How many trusts will enter the failure regime is uncertain; chief executives and boards, whose jobs will be on the line, will be anxious to avoid it. Financial pressures, however, may make it unavoidable – especially in cases where providers and commissioners cannot agree on the way ahead. David Stout thinks failures may not be rare: “It could quite plausibly be quite frequent.”
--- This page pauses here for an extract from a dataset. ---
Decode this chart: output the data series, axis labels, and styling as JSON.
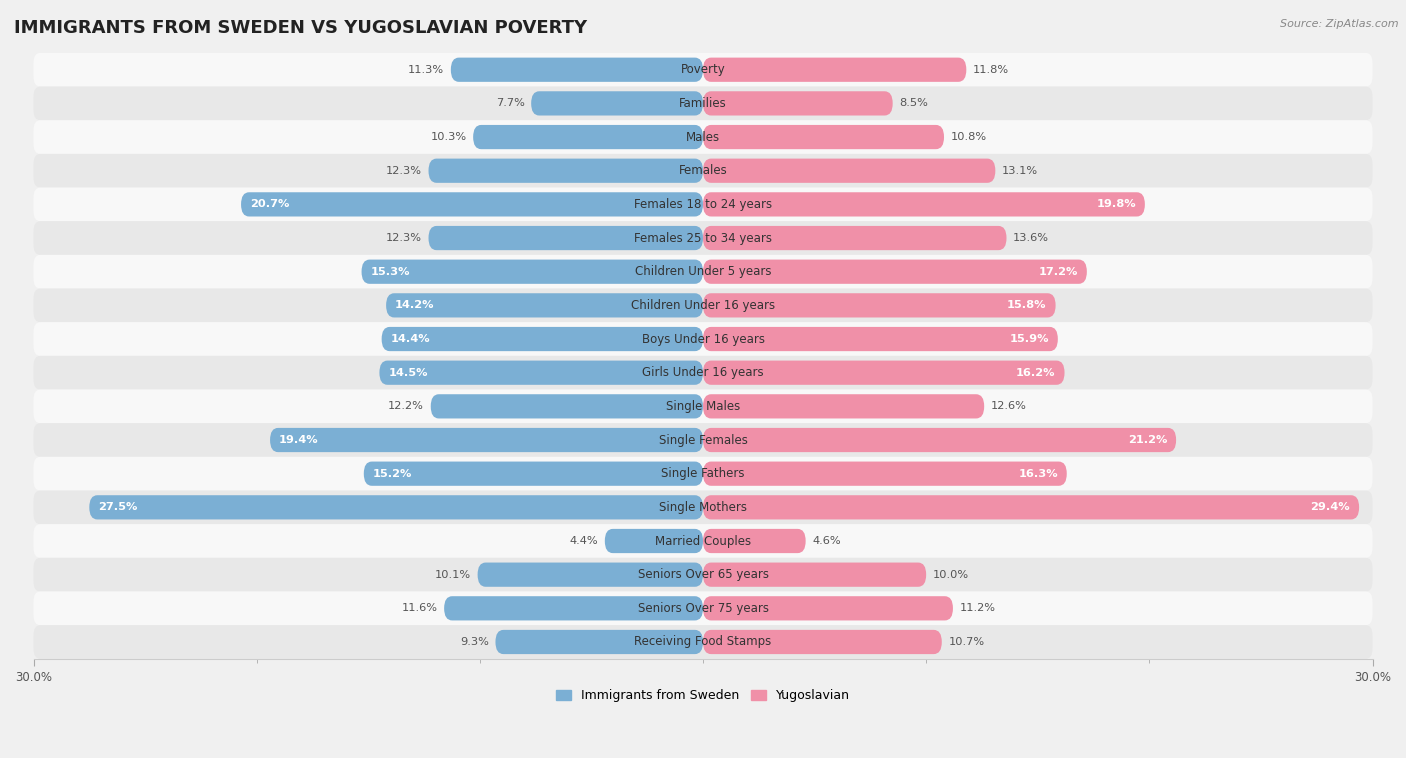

But is this regime partly a response to the failure of the NHS – and politicians – to drive through necessary reconfigurations? Some of the weakness of London trusts can be linked with over-provision of hospitals in the capital but pushing through change has been a slow process: Chris Streather feels the delays in implementing A Picture of Health: the reconfiguration for south east London, has contributed to the problems in South London Healthcare Trust, especially in slowing the elective/non-elective split.

Bringing in an administrator could mean painful decisions could be presented as entirely necessary and taken out of politicians’ hands.

Whether it will succeed in this depoliticising of difficult decisions will be another matter. Nigel Edwards thinks politicians will struggle to take a step back from the process. “It is likely to be less apolitical than the designers of the system intended,” he says.

And timing may be the curse of the new regime. If a trust runs into serious trouble in late 2013 or 2014, is the government really going to want to see it dissolved and services closed by a highly paid insolvency practitioner as an election looms?